Perl Counting Question

Discussion in 'Mac Programming' started by fivetoadsloth, Feb 3, 2011.

  1. fivetoadsloth macrumors 65816

    fivetoadsloth

    Joined:
    Aug 15, 2006
    #1
    I'm relatively new to this, so if anyone could help or direct me to a useful source that would be appreciated.

    I'm trying to read in a .txt file and then count the number of instances certain patterns occur, say 1.0, 2.0, 3.0, etc and then print out the number each occurred.


    I tried writing some code, but it's more of a jumble of things I found online and in a book then anything that actually makes sense.


    Thanks a lot!
     
  2. balamw Moderator

    balamw

    Staff Member

    Joined:
    Aug 16, 2005
    Location:
    New England
    #2
    If this is all you are doing and the pattern appears only once per line you can just use "grep -c".

    It would still help to see what you have tried so far. Can you post something that comes close?

    EDIT: does this help? http://www.rocketaware.com/perl/perlfaq4/How_can_I_count_the_number_of_oc.htm

    B
     
  3. lee1210 macrumors 68040

    lee1210

    Joined:
    Jan 10, 2005
    Location:
    Dallas, TX
    #3
    I guess I would think you could use split:
    Code:
    my @words = split(/[ ,.]+/,$line);
    then:
    Code:
    for each my $word (@words) {
      $counts{$word}++ if $matchList{$word};
    }
    where counts is a hash (%counts), and %matchList is a hash of the words to match.

    Then:

    Code:
    print "The counts are: \n";
    foreach my $key (keys %counts){
      print "$key : $counts{$key}\n";
    }
    You'd need to count each line, so that would have to be in a loop reading lines.

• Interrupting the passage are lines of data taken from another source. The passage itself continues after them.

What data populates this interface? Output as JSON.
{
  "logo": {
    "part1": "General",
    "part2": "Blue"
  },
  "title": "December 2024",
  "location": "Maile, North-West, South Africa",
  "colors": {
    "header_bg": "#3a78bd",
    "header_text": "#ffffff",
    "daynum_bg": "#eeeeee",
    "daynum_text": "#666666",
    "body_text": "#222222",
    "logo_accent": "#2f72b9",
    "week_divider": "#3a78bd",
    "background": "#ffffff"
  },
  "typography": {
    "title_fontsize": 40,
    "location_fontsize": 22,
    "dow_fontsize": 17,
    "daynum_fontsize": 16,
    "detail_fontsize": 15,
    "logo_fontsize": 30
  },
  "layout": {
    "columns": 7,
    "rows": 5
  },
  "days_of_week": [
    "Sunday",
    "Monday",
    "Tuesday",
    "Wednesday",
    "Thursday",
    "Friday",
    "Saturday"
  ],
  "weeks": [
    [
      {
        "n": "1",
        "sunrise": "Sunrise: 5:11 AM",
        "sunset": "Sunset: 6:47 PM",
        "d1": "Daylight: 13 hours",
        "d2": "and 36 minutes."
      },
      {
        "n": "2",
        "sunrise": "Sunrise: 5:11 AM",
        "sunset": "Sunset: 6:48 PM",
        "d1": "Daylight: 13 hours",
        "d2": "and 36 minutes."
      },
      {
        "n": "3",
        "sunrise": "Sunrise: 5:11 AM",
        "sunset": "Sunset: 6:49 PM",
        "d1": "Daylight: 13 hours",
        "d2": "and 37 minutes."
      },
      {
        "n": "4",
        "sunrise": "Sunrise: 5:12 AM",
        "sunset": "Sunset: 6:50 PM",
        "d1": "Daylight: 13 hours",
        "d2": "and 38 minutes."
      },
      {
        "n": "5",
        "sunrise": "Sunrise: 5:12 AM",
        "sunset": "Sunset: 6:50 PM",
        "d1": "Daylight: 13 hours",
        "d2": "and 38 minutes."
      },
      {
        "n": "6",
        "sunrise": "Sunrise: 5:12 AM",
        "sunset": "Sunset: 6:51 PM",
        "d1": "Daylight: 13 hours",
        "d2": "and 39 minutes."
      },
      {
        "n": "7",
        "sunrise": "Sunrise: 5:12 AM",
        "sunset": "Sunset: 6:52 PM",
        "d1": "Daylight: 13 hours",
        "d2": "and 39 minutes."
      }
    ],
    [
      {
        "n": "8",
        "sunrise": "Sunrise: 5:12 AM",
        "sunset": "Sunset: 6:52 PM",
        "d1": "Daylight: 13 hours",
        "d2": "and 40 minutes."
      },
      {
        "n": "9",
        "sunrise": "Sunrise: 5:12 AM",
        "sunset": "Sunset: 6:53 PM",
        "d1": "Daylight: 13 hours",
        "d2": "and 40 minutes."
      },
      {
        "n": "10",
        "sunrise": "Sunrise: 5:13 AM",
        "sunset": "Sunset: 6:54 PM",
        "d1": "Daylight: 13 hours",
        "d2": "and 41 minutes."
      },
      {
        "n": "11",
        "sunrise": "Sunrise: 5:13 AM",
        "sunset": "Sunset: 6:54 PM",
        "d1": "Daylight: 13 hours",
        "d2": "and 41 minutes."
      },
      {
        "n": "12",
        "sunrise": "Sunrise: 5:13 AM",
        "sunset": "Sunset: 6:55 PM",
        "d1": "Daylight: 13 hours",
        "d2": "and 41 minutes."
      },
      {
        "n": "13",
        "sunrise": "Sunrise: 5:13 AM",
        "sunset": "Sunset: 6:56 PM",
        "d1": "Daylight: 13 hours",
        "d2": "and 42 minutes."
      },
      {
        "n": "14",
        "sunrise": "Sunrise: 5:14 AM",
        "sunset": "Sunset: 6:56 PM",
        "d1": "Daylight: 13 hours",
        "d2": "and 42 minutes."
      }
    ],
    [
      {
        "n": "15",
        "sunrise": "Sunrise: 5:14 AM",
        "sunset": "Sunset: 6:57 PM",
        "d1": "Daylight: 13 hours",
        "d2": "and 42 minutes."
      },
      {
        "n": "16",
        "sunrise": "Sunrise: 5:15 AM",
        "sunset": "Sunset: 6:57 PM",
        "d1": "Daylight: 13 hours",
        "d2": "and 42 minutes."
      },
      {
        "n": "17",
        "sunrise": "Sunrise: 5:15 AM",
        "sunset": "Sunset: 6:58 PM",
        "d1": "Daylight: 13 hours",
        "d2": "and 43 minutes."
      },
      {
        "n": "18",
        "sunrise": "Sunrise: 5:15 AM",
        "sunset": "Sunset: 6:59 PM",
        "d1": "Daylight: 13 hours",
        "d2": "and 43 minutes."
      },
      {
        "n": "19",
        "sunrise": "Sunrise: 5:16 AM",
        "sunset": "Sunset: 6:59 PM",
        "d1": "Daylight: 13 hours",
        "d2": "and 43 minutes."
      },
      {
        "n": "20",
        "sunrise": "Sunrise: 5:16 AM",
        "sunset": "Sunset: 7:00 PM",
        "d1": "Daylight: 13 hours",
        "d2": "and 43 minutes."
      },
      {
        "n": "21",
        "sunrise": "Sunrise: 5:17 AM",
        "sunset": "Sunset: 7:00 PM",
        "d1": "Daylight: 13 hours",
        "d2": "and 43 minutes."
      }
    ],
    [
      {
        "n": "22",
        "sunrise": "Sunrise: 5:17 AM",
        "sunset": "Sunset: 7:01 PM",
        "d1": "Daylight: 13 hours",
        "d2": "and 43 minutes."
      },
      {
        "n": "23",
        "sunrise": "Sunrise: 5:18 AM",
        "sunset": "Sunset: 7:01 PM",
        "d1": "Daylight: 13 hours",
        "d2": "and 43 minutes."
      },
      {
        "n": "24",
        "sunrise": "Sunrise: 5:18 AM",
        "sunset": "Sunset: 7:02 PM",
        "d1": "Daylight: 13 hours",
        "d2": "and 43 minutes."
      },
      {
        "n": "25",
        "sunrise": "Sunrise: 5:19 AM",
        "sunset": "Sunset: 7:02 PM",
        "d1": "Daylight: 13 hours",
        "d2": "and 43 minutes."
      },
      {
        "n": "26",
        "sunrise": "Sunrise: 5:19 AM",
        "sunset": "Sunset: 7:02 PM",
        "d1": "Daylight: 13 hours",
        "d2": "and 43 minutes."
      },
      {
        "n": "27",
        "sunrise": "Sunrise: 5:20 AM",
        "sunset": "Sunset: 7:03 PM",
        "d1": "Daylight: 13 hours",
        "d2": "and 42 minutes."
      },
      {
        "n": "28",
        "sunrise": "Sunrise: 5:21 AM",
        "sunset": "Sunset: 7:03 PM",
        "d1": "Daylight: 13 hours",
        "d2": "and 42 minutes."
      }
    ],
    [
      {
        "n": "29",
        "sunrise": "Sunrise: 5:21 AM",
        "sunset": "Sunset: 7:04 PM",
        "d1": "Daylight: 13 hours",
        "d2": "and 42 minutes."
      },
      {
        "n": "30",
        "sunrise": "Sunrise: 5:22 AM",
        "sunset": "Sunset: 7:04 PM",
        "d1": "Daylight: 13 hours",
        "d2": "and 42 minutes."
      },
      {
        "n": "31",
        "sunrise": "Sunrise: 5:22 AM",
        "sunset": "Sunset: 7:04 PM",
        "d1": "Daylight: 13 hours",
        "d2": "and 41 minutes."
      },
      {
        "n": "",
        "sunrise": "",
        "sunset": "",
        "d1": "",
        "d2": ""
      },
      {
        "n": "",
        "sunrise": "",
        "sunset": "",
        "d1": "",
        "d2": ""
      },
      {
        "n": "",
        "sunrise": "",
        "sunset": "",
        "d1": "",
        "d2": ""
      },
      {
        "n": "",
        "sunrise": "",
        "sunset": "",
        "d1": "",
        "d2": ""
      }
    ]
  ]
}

    If you give us some sample text, and a bit more verbose of a description we may be able to better guide you.

    -Lee
     
  4. fivetoadsloth thread starter macrumors 65816

    fivetoadsloth

    Joined:
    Aug 15, 2006
    #4
    Thanks a lot for your help.

    I'll try to post something in a bit. I actually saw that site but wasn't sure how to implement it in my case. If I had a text file like:

    1 0 1 1 1 0 0 1 1 0 1 0 1 1 1 0 0 0 0 0 0 0 1 0 1 1 1
    1 1 0 1 0 1 0 0 1 1 0 0 1 1 etc

    (This continues over many lines, not just one.)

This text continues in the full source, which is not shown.